Elsewhere in the interview, Mr Davis argued that the UK’s fear of a no deal Brexit was “slightly ill-placed” as the harm is “asymmetric” with the EU standing to lose more.
He explained: “Firstly, we’ve got a floating pound… it won’t go into freefall.
“The first thing that will happen is it will go about five, ten points down further from the 15 it already is. So, we’ll end up 20 or 25 below what it was before the referendum. That’s not a bad thing. The pound’s always been too high from the point of view of industry because of the effect of the City.
“So, our competitive position with vis-a-vis Europe would be dramatically better even if there are tariffs. It would be much bigger than any tariff impact on us for everything except some agriculture. It will exacerbate the tariff effect on let’s say the German car industry or the German dairy industry for that matter.”
Mr Davis also said the Government could take measures to incentivise firms to increase their capital spending in the event of exiting on WTO terms.
“Big businesses, FTSE100s and so on, have sat back a bit and said well, ‘we won’t actually spend our capital spend yet’. I don’t blame them – I would have done the same if I’d been in their position,” he said.
“But they’ve got the capital programme plans sitting there and they’ve got the money on their balance sheets. You can see that. You can see money building up on British balance sheets.
“So, we can go along and say, ‘okay, we’ll give you a two-year 100% allowance if you use that money now’. It will work, I guarantee you that will work and so there will be an increase, not a decrease in internal capital spend.

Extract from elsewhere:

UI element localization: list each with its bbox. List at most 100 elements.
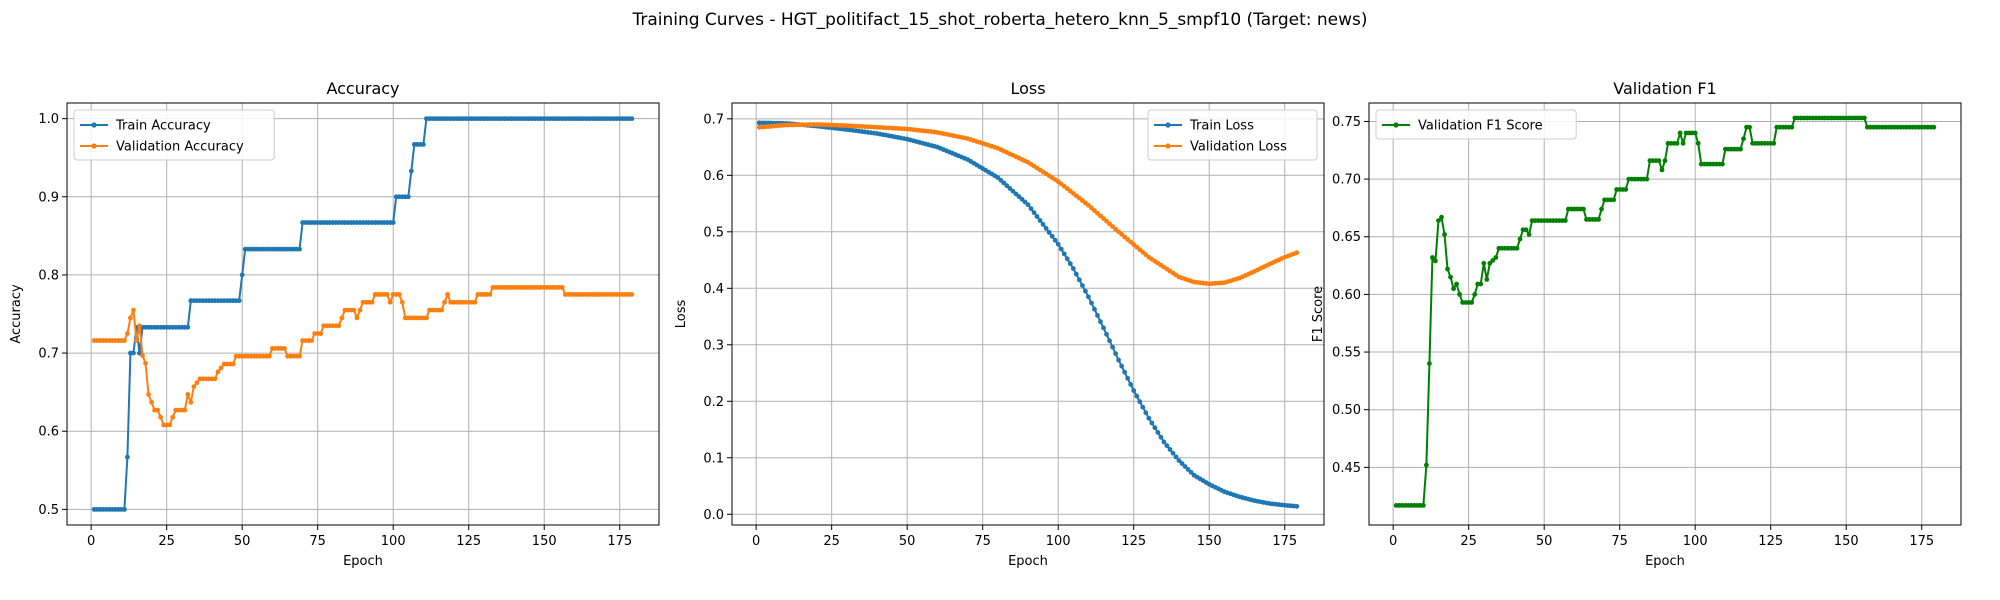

“Foreign direct investment is going up, not going down. We can do things if we’re not inside the Union which are under WTO rules to help some bits of our industry, e.g. animal welfare payments for farmers, for example.
“There are things we can do as an operation ourselves. So, pound, individual policy and thirdly we have the upsides. We have the upsides.”
Mr Davis also warned campaigners for a second referendum that they would face a “parliamentary guerrilla war against it”, insisted Article 50 would not be extended, claimed the UK would be first in line for a trade agreement with the US and said the fear of no deal would force Britain and the EU to find an “alternative” solution on Brexit.